A reorganização do comércio global e as oscilações nas cadeias internacionais de suprimentos têm levado empresas a revisar planejamento logístico, estruturas operacionais e alternativas de transporte em 2026. A busca por maior previsibilidade e continuidade operacional impulsiona ajustes em rotas internacionais e estratégias multimodais.
Relatórios da Conferência das Nações Unidas sobre Comércio e Desenvolvimento (UNCTAD) indicam que mudanças em corredores marítimos, oscilações nos custos de frete e tensões comerciais seguem influenciando o fluxo global de mercadorias. O cenário tem incentivado empresas a diversificarem fornecedores e revisarem estruturas logísticas.
Segundo a PLEX Logistics, especializada em logística internacional, o planejamento operacional passou a ocupar papel ainda mais estratégico nas operações globais.

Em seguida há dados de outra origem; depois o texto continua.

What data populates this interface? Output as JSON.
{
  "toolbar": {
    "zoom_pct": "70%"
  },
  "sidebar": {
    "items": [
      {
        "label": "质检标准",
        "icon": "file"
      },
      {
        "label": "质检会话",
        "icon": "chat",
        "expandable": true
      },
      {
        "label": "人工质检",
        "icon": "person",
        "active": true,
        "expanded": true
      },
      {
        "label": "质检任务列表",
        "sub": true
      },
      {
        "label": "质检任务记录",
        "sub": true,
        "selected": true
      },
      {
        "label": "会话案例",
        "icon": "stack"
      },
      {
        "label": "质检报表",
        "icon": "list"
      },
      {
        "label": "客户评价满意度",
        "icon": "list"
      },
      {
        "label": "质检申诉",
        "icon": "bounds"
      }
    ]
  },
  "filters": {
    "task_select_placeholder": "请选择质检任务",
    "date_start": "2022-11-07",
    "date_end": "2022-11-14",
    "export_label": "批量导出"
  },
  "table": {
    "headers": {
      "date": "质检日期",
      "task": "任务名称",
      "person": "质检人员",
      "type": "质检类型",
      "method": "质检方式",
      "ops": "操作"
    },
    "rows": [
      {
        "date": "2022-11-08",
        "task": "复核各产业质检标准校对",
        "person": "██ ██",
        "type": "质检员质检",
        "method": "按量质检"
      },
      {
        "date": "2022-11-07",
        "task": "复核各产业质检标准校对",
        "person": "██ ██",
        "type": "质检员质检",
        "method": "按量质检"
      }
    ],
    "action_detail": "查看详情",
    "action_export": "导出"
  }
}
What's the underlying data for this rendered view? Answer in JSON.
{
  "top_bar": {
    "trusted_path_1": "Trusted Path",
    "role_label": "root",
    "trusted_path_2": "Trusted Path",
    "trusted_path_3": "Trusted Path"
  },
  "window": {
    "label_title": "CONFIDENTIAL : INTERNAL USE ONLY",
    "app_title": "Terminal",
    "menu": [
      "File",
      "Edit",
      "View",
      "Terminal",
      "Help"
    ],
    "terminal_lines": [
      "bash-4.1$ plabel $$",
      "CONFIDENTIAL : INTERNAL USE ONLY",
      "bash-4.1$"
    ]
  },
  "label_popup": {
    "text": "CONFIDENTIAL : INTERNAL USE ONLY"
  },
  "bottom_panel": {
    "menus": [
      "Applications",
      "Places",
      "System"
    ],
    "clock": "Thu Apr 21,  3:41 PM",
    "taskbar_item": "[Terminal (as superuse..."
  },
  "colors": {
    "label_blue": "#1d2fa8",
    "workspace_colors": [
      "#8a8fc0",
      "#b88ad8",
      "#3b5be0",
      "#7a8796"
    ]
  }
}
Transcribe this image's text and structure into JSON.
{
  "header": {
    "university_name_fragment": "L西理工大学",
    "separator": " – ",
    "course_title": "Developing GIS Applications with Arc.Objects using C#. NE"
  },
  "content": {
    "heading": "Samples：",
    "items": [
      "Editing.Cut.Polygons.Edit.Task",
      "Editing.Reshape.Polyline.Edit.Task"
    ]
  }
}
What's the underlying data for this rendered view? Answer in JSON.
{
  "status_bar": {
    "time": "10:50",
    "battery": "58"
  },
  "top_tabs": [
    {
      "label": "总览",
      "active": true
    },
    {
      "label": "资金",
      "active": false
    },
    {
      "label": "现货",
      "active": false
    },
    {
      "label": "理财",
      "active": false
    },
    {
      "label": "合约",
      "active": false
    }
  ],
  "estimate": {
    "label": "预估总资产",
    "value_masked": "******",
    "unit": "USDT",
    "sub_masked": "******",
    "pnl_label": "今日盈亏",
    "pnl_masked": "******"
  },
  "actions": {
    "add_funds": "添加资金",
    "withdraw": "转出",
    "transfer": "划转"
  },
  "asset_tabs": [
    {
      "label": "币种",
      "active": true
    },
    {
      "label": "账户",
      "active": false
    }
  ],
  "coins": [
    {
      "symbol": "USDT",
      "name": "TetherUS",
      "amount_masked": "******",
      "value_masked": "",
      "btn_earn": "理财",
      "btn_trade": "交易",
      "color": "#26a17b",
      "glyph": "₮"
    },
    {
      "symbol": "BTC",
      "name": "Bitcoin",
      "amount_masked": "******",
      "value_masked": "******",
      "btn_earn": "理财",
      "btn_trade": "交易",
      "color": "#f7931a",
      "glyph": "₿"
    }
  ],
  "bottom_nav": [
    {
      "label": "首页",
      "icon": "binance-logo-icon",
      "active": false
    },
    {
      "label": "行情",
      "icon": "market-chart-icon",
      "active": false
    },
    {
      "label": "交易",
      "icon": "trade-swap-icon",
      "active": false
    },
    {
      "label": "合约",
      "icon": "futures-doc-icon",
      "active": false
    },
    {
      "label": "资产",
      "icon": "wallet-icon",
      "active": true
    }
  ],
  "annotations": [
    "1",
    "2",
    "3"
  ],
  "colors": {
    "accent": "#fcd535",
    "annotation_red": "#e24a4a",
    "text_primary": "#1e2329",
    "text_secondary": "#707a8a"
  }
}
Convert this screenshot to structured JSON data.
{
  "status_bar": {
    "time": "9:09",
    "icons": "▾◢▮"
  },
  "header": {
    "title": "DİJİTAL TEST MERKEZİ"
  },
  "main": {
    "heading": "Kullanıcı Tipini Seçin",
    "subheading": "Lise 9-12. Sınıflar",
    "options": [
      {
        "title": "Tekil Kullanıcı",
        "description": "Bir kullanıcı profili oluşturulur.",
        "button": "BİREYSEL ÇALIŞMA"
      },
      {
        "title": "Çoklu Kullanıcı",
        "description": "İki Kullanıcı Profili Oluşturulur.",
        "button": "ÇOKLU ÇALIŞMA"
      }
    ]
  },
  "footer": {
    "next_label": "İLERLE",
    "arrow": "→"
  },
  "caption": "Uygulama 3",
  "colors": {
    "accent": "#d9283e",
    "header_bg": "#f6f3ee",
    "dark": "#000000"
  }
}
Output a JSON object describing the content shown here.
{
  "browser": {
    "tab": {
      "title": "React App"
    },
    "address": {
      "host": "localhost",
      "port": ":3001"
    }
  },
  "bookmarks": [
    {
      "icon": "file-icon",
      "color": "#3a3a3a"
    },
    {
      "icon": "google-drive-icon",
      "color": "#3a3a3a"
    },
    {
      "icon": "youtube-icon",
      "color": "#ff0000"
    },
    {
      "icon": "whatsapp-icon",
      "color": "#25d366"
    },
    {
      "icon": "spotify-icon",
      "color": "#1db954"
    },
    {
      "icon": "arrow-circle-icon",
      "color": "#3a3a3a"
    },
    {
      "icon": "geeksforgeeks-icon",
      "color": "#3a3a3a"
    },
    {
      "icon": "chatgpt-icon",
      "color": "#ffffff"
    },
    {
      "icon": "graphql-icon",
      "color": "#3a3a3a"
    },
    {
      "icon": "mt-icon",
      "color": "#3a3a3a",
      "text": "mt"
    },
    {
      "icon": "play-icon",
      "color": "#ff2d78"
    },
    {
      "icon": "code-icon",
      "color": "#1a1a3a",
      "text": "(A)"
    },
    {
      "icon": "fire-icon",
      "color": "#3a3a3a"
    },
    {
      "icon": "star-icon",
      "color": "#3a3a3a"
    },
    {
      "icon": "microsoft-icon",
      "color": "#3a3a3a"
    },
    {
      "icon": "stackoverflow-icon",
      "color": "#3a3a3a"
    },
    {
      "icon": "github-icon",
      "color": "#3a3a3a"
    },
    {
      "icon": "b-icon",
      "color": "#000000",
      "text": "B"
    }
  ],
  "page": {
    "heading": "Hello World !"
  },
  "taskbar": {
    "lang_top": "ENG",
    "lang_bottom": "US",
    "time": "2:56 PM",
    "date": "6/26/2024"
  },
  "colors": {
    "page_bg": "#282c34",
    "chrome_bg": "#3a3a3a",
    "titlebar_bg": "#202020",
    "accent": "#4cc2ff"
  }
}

Para João Lucas da Silva, responsável por Trade Lane Development Sales da PLEX Logistics, a flexibilidade logística ganhou protagonismo. "As empresas estão revisando rotas e estruturas operacionais para reduzir exposição a riscos e garantir maior continuidade das operações internacionais", afirma.
A integração multimodal e o planejamento preventivo vêm sendo utilizados para minimizar atrasos, gargalos logísticos e impactos relacionados a mudanças repentinas no ambiente internacional.
"A logística internacional opera hoje em um ambiente de alta variabilidade. Ter alternativas de rota e capacidade de adaptação se tornou fundamental", detalha o especialista.
Segundo o DHL Global Connectedness Report, o comércio internacional segue em expansão, mas com redistribuição mais intensa dos fluxos entre regiões, ampliando a necessidade de ajustes estratégicos nas operações logísticas.